La conscience des autres et de soi cimente le vivre ensemble, elle est au commencement de la fraternité. La fraternité maçonnique favorise les échanges, elle favorise le rassemblement de ce qui est épars. Nous aurons besoin de cette fraternité pour nous confronter aux défis qui se trouvent devant nous.

Soyons optimistes, nous sortirons de la crise, les vaccins nous sauveront. Dans l’attente, nous souffrons en silence de nos libertés perdues, mais nous en découvrons aussi de nouvelles. Nous réduisons nos déplacements, nous redécouvrons dans les grandes métropoles l’usage du vélo, nous consommons moins.

La crise sera-t-elle seulement un intermède pour très vite revenir à notre vie d’avant, ou bien nous donnera-t-elle l’occasion de penser un projet de société davantage respectueux des hommes et de la nature ?

Le monde d’après pourra être pire que le monde d’avant, si nous ne procédons pas à l’édification d’une société nouvelle, humaniste. Le pire serait de ne rien faire, cela reviendrait à attendre que le pire se réalise.

Nous aurons sans doute du mal à nous faire entendre, les mauvaises habitudes sont tenaces, mais gardons cela à l’esprit, le combat sera beau, au fondement des valeurs maçonniques, il mérite d’être engagé.

Soyons utopistes, les utopies d’aujourd’hui dessinent la réalité de notre monde de demain. La crise que nous traversons pourrait faire œuvre de transition, entre notre société héritée de l’ère industrielle et une société empreinte d’un nouvel humanisme, considérant l’homme et son écosystème.

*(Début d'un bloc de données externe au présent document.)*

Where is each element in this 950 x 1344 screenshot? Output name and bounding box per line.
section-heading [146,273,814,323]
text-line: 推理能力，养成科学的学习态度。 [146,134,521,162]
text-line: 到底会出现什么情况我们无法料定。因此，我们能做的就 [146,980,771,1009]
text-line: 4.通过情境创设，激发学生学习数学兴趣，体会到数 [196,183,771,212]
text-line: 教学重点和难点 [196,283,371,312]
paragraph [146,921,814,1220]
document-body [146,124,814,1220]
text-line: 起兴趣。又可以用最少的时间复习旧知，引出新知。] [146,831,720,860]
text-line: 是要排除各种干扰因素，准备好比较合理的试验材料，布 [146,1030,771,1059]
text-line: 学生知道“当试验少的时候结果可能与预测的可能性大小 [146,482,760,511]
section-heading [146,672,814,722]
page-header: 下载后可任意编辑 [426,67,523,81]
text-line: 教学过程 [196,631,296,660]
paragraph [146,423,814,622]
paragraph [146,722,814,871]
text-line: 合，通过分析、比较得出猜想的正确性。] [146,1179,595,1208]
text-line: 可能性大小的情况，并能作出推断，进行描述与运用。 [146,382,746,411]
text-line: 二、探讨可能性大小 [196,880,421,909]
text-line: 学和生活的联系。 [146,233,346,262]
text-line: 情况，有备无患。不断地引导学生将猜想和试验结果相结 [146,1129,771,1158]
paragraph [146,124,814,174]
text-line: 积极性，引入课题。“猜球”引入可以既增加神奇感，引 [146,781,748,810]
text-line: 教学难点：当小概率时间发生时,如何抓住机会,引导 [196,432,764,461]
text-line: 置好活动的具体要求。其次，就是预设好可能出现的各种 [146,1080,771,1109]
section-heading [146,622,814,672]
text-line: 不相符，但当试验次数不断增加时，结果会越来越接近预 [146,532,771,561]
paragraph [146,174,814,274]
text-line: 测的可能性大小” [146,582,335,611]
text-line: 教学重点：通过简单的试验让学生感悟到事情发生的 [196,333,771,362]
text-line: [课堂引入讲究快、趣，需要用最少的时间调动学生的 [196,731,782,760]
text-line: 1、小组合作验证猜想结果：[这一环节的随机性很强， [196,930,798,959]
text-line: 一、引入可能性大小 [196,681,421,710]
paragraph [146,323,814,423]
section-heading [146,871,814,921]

Une nouvelle adresse est apparue au firmament de la crise : « Prenez soin de vous ». Elle recèle en elle-même un nouveau projet de société, une société du « care », dans laquelle primeraient la tolérance mutuelle, le respect des autres et de soi-même.

La projection d’une société plus égalitaire, résiliente face aux crises, implique que nous portions haut le projet d’instauration d’un revenu universel, dans le cadre d’une expérimentation nationale.

Nous nous sommes crus supérieurs à la nature. L’ignorance des effets de nos actions sur notre environnement nous a fragilisés.

« Les terrestres (les humains) ont le délicat problème de découvrir de combien d’autres êtres ils ont besoin pour subsister.  C’est en dressant cette liste qu’ils dessinent leur terrain de vie. » écrit Bruno Latour, sociologue, anthropologue et philosophe des sciences.

Ouvrons la porte d’un humanisme écologique : L’écologie comme la recherche d’une harmonie entre les hommes et leur environnement, leurs territoires, leur écosystème en interaction avec les mondes animal et végétal. Loin de nous l’idée d’une sanctuarisation de la nature, comme on pourvoit à la survie de certaines espèces animales en favorisant leur reproduction dans les parcs zoologiques.

La démarche que nous préconisons est celle de l’élaboration d’un projet systémique du « vivre ensemble », réunissant les Hommes, le règne animal et les végétaux.

Une écologie à la croisée de l’écologie profonde – les êtres vivants ont une valeur intrinsèque indépendante de leur utilité pour les hommes – et du développement durable – la croissance économique s’inscrit dans une perspective de long terme qui intègre les contraintes économiques et sociales.

La crise aura mis l’accent sur nos faiblesses et sur nos fragilités. Nos valeurs d’égalité et de fraternité entre les hommes doivent être réaffirmées et se traduire en actions. L’écologie est l’humanisme du 21e siècle. L’homme est une espèce animale dont la survie est durablement liée à celle de son écosystème.